El Leño Pinto Digital
Cápsula Naval
Por Homero Luis Lajara Solá
En cada bitácora del alma marinera debe haber una ruta trazada por la imaginación.
Robert Louis Stevenson, el artífice de La isla del tesoro, no sólo escribió sobre piratas y mapas ocultos, sino que nos enseñó que navegar no es solo cuestión de brújulas y vientos, sino también de coraje interior.
Stevenson convirtió la mar en metáfora: un espacio sin fronteras donde se baten a duelo el deber, la tentación y el miedo.

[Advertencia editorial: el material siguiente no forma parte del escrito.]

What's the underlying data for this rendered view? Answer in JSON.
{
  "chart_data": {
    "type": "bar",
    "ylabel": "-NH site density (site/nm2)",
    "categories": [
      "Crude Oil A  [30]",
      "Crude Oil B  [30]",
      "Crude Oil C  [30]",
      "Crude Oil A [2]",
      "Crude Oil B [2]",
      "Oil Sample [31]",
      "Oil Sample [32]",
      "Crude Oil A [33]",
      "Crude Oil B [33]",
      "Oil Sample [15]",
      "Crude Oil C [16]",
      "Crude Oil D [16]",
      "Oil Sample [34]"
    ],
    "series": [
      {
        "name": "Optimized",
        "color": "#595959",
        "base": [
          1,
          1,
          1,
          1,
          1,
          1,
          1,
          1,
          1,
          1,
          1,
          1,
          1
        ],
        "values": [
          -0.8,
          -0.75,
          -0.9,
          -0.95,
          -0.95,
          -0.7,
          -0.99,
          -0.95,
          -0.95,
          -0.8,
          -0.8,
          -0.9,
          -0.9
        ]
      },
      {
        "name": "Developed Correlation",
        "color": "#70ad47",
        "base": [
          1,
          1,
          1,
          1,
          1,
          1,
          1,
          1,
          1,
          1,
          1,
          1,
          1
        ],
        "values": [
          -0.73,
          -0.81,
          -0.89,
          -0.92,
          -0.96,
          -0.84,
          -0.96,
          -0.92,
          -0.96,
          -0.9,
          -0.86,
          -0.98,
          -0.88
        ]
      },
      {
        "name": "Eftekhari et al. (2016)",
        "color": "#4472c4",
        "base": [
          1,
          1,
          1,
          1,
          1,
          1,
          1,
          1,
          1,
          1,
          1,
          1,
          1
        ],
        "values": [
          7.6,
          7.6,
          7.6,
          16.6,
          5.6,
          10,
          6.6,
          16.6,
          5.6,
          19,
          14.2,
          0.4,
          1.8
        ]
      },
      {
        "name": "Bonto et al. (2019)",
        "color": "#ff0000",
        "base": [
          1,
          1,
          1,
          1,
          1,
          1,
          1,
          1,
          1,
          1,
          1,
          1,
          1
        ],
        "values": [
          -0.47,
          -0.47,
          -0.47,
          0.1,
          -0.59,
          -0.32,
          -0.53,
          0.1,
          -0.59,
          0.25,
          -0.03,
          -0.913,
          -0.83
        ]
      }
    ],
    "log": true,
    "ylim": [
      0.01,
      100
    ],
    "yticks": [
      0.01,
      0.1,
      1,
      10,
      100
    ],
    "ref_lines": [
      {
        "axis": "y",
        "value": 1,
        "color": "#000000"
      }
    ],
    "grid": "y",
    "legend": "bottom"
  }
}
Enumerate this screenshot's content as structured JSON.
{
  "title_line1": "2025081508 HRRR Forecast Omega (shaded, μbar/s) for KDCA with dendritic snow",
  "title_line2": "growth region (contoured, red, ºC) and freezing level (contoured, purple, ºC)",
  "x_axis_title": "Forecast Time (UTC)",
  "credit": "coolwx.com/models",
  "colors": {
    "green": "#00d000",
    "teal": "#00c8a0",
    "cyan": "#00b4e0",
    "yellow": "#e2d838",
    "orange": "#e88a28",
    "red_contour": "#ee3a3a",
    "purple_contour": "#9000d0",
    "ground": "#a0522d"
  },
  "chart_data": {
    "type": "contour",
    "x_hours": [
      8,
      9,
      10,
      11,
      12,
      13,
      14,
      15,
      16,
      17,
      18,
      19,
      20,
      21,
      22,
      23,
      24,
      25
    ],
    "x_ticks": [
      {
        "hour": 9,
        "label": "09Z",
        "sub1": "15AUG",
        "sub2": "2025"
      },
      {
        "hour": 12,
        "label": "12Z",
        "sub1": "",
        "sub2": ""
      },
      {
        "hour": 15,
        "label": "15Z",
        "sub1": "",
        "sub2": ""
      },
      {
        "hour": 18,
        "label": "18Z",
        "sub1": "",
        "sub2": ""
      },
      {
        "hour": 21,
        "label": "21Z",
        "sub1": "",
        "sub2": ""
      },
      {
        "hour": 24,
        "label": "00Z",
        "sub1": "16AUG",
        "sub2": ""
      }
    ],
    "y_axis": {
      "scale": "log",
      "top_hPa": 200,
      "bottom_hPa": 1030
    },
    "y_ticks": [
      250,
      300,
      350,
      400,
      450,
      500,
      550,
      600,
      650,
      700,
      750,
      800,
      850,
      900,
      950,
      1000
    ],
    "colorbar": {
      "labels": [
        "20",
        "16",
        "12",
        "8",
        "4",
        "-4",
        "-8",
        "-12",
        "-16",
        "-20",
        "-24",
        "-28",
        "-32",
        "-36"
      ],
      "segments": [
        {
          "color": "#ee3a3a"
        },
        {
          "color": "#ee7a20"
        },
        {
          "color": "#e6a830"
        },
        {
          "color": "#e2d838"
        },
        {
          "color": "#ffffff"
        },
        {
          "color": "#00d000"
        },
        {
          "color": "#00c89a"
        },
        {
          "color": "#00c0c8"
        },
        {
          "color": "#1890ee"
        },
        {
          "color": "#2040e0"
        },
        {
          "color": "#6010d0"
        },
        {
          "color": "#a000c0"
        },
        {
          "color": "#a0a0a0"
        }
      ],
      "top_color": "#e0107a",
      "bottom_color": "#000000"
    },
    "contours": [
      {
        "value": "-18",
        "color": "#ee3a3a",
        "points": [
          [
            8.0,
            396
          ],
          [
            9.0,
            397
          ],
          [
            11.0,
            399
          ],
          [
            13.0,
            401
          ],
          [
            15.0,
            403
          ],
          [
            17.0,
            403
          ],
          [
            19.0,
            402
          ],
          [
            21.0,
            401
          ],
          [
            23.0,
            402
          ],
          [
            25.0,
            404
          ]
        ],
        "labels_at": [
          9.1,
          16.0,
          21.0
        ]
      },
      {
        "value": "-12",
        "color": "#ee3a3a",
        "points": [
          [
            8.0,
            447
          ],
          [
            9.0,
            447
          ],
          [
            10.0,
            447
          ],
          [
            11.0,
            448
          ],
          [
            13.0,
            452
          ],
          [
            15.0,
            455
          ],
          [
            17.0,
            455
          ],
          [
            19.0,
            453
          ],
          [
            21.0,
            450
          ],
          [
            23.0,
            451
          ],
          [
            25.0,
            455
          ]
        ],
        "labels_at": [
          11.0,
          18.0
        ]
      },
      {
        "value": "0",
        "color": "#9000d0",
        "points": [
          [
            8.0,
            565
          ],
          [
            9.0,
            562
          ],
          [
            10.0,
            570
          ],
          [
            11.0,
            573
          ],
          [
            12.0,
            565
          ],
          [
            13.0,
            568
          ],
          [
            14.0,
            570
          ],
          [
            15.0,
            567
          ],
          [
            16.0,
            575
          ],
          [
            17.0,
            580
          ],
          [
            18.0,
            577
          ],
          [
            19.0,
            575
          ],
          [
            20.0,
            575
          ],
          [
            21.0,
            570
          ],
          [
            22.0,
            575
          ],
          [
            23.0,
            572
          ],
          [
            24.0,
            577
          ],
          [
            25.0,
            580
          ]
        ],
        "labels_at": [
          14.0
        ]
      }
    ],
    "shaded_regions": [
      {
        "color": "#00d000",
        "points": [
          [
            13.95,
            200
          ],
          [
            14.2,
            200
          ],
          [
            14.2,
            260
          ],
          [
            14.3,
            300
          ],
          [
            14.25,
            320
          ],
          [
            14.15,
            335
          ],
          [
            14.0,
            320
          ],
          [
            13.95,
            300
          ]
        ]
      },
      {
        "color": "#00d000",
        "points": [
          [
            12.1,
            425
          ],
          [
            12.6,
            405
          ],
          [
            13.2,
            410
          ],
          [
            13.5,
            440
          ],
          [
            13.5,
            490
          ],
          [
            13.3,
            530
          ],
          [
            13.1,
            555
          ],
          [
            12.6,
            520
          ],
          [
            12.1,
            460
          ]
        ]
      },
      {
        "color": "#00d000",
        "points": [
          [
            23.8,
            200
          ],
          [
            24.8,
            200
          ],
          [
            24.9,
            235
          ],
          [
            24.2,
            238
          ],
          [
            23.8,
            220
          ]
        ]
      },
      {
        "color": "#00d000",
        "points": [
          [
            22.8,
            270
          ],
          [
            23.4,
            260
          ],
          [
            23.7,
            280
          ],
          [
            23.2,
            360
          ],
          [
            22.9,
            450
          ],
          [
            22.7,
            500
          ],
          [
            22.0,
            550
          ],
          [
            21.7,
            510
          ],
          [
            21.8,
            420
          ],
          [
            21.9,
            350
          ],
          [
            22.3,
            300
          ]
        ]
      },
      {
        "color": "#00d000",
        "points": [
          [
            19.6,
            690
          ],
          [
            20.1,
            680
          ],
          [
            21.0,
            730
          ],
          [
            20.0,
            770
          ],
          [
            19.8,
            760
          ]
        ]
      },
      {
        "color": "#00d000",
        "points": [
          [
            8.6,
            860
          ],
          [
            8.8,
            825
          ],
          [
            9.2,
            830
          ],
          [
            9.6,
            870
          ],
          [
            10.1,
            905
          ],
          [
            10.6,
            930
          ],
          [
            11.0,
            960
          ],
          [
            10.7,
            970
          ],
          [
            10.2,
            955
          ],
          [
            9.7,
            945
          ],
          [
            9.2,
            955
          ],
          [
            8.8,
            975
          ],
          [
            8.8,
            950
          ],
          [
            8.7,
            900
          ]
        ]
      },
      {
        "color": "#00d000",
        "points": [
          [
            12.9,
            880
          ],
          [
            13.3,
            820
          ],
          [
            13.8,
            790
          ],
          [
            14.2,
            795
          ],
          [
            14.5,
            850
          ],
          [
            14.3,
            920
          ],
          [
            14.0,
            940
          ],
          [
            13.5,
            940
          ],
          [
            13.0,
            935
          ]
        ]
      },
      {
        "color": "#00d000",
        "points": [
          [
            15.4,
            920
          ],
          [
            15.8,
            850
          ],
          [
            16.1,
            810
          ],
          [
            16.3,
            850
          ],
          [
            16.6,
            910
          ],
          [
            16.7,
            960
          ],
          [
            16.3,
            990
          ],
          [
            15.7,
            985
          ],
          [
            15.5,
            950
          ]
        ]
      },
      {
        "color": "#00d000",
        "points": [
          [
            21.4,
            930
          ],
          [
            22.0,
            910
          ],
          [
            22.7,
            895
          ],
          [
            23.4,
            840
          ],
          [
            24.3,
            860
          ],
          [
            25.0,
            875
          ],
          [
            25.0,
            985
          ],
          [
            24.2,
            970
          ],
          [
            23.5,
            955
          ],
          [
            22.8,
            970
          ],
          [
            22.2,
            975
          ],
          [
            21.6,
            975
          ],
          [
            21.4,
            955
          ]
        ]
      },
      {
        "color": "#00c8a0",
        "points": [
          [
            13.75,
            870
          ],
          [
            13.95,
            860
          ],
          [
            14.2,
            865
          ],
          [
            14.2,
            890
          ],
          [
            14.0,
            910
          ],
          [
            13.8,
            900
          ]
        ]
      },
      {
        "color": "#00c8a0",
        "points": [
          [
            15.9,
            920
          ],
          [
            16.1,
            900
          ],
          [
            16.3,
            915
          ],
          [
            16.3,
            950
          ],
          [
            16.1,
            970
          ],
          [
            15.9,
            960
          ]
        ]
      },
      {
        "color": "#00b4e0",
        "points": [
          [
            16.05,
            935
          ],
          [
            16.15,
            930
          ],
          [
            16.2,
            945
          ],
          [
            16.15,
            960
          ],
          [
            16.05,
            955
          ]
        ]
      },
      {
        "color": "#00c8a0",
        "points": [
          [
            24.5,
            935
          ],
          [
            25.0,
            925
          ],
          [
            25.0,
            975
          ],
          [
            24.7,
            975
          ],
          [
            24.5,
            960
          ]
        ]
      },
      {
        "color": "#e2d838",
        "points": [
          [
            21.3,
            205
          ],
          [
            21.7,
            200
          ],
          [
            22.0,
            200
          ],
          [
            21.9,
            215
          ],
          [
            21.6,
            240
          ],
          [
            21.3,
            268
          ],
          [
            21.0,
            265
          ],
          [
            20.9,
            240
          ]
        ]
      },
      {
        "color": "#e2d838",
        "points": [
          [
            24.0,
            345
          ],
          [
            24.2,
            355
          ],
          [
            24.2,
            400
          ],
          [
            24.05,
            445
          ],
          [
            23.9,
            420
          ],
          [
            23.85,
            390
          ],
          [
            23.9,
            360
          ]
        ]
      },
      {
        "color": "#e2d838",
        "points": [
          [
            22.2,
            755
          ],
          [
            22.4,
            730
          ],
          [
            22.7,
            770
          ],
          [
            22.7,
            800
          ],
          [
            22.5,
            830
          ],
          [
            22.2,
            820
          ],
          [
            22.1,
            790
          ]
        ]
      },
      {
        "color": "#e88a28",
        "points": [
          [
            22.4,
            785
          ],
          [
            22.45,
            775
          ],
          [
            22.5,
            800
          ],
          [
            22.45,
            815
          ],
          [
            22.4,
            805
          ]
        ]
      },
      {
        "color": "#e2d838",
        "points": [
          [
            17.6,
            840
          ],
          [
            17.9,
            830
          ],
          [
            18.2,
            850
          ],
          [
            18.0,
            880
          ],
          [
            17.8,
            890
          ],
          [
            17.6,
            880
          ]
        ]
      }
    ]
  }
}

Jim Hawkins, su joven protagonista, no era un guerrero ni un capitán, pero en cada ola encontró una lección: que el valor no se hereda, se elige; y que la lealtad, como el ancla, es lo único que impide que naufraguemos en medio del caos.
Leer a Stevenson es izar velas con la mente y lanzarse al abordaje del pensamiento.
Cada párrafo suyo es una vela desplegada hacia la formación del carácter, hacia ese océano donde se forjan los oficiales íntegros, capaces de resistir tempestades morales y de mantenerse firmes, incluso cuando la tripulación duda y los cañones callan.
Porque la mar no necesita héroes de leyenda, sino navegantes con conciencia.
Y la literatura, como la mar, forma marinos cuando se lee con el alma.
Stevenson no escribió sólo aventuras, escribió brújulas.
Por eso, que cada oficial en cubierta recuerde: no basta con conocer las cartas náuticas, hay que leer también las del espíritu.
Porque todo verdadero marino debe saber que el mayor tesoro no está en una isla remota, sino en el honor con que se navega la vida.